For the first time in nearly a decade, the Fed raised interest rates, signalling its faith in the US economic recovery and marking an end to a historic period of monetary policy accommodation. While the decision to raise rates by 25 basis points was widely anticipated, the ramifications – and opportunities – for global investors are notable.

The Fed’s action has garnered plenty of attention, but investors should be aware of what matters most, and that is the path of future rate hikes. The increase in borrowing costs may feel like a seismic change, but that’s primarily because it’s been so long since rates have been increased.

View the hike not so much as the Fed slamming on the brakes, but instead taking its foot off the gas pedal. The reality is that, by historical standards, rates are extremely low and are likely to remain so. Indeed, in announcing the hike to a range of 0.25% to 0.50%, the Fed said it expects rates to stay subdued, and that the hiking cycle will be gradual. High debt levels, questionable productivity growth, slow economic growth, aging populations, strong demand for high-quality assets and ongoing easy monetary policies elsewhere around the world will all likely contribute to keeping a lid on rates even as the Fed normalises its policy. And the gradual nature of the tightening cycle should allow markets to absorb the increases with relative ease.

It’s also important to remember why the Fed is comfortable taking this action. By many measures, the economic recovery has not been a robust one, but today the US economy is showing further signs of life. The most recent employment report, for instance, showed the US economy created more than 200,000 net new jobs in November, while the unemployment rate held steady at just 5%.

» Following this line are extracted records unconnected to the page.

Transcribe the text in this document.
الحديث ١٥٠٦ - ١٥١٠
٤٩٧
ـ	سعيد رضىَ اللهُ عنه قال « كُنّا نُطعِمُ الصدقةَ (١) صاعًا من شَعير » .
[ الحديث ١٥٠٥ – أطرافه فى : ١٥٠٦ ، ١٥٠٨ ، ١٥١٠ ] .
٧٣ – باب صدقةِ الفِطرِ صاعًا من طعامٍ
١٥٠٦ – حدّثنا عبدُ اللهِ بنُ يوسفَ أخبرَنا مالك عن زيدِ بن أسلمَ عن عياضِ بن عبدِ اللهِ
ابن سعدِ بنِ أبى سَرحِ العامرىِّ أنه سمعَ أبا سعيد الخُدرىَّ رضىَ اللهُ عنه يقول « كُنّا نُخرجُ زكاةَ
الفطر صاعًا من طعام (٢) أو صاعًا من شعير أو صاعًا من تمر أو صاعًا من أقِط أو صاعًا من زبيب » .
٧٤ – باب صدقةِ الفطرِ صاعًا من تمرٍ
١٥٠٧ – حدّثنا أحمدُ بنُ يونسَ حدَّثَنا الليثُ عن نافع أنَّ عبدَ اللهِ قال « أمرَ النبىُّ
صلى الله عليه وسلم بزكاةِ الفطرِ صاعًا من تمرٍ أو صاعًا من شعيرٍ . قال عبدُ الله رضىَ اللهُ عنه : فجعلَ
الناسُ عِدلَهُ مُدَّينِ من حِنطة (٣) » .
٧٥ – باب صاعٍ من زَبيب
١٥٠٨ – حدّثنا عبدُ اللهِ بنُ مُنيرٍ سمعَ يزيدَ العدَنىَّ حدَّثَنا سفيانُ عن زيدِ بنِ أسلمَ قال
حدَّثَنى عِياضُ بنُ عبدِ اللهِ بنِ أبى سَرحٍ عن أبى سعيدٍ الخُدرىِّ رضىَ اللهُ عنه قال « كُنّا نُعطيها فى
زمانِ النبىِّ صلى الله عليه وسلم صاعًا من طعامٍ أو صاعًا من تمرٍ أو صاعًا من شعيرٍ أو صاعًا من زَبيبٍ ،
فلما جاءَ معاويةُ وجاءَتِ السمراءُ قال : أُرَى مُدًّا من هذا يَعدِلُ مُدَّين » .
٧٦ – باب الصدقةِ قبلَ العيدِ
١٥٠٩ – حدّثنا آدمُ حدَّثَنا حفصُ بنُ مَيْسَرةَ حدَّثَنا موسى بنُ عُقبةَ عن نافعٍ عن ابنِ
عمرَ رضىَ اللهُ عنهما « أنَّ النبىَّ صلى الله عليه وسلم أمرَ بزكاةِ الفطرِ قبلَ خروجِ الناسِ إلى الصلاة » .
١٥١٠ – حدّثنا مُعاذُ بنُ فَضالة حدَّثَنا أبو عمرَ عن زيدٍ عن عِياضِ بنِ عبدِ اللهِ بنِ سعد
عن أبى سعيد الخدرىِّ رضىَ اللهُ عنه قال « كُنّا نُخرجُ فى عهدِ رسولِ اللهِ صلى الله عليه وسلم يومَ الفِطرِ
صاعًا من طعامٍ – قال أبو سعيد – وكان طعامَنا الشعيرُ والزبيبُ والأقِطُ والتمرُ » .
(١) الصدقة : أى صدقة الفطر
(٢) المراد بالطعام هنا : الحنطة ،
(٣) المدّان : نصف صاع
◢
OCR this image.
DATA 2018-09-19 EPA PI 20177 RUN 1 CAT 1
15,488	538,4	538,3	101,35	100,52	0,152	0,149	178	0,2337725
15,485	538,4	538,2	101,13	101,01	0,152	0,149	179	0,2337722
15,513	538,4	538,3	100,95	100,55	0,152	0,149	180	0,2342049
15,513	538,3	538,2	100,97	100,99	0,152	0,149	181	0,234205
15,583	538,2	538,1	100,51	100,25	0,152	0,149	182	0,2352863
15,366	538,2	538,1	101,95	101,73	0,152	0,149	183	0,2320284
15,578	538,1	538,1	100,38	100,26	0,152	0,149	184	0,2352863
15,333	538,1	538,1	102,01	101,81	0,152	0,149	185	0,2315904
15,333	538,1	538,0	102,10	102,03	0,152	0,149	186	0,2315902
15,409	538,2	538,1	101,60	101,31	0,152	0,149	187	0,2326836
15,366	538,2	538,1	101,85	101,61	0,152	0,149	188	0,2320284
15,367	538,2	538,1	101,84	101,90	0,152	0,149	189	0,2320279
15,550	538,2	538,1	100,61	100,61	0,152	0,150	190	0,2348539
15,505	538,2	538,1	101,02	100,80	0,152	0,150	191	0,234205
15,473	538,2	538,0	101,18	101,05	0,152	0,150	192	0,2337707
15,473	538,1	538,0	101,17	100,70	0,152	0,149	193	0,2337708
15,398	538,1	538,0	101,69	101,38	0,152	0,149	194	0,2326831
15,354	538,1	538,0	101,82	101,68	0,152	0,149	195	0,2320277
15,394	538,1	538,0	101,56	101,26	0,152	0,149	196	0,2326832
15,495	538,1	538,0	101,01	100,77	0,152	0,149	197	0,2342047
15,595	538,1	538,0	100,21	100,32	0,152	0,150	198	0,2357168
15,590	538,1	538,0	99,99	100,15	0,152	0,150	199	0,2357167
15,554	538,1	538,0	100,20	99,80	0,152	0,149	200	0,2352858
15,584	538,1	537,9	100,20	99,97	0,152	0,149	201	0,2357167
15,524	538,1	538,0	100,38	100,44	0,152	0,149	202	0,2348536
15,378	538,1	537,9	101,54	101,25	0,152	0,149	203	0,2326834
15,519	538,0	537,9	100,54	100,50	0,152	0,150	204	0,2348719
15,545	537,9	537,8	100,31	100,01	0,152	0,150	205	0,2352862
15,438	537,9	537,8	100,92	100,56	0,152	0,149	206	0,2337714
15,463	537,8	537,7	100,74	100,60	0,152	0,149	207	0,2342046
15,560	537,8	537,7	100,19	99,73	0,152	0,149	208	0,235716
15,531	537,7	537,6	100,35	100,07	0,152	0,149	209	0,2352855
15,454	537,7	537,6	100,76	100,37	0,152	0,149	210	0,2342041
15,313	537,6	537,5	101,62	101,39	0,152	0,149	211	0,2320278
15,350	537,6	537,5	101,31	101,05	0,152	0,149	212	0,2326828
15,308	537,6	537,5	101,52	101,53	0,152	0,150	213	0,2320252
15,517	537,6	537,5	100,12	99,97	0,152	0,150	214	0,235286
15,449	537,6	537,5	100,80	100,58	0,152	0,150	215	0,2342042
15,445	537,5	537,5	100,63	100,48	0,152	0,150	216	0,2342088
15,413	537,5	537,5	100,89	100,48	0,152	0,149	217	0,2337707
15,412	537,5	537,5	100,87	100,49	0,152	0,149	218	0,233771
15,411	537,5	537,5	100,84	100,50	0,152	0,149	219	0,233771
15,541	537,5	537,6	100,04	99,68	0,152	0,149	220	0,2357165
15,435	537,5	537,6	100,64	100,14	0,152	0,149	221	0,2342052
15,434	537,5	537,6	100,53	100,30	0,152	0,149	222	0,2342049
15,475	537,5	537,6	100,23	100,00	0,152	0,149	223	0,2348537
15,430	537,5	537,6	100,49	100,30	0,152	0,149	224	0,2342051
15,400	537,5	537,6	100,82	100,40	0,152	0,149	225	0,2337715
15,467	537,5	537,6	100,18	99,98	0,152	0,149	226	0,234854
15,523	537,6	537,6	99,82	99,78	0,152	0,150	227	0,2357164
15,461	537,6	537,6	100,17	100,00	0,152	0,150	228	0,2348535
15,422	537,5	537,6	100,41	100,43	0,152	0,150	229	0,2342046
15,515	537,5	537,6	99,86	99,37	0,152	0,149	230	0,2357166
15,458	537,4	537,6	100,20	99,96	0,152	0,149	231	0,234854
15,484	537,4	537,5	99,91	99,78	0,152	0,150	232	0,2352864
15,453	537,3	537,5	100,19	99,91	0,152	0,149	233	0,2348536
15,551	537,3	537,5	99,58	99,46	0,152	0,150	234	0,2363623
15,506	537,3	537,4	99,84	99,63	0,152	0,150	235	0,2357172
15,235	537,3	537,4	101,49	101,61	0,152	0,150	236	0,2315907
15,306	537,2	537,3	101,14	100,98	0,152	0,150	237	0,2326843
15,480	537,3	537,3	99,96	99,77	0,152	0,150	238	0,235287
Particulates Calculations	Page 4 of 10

Of course, as we’ve witnessed throughout 2015, financial markets are not immune to bouts of volatility, as evidenced by the recent tumult in high-yield markets. Economies outside the US continue to struggle, and emerging markets are likely to remain under pressure, although some adjustment has already occurred in anticipation of rate normalisation. Equities may also find it difficult to advance in the face of an appreciating dollar and stagnant corporate earnings, placing greater import on investment selectivity. And while we do anticipate the Fed will be gradual in bumping up rates, there can be no guarantees about the pace of increases and the final fed funds rate once central bankers are done.

Overall, investors should view the rate hike for what it is: good news and a testament to a resilient US economy. Expect ongoing volatility, but remember that while rates are no longer at zero, they remain extremely low, and will likely remain low for some time. We prefer equities, particularly European and Japanese equities, over bonds, and market-neutral strategies such as long/short equity and credit.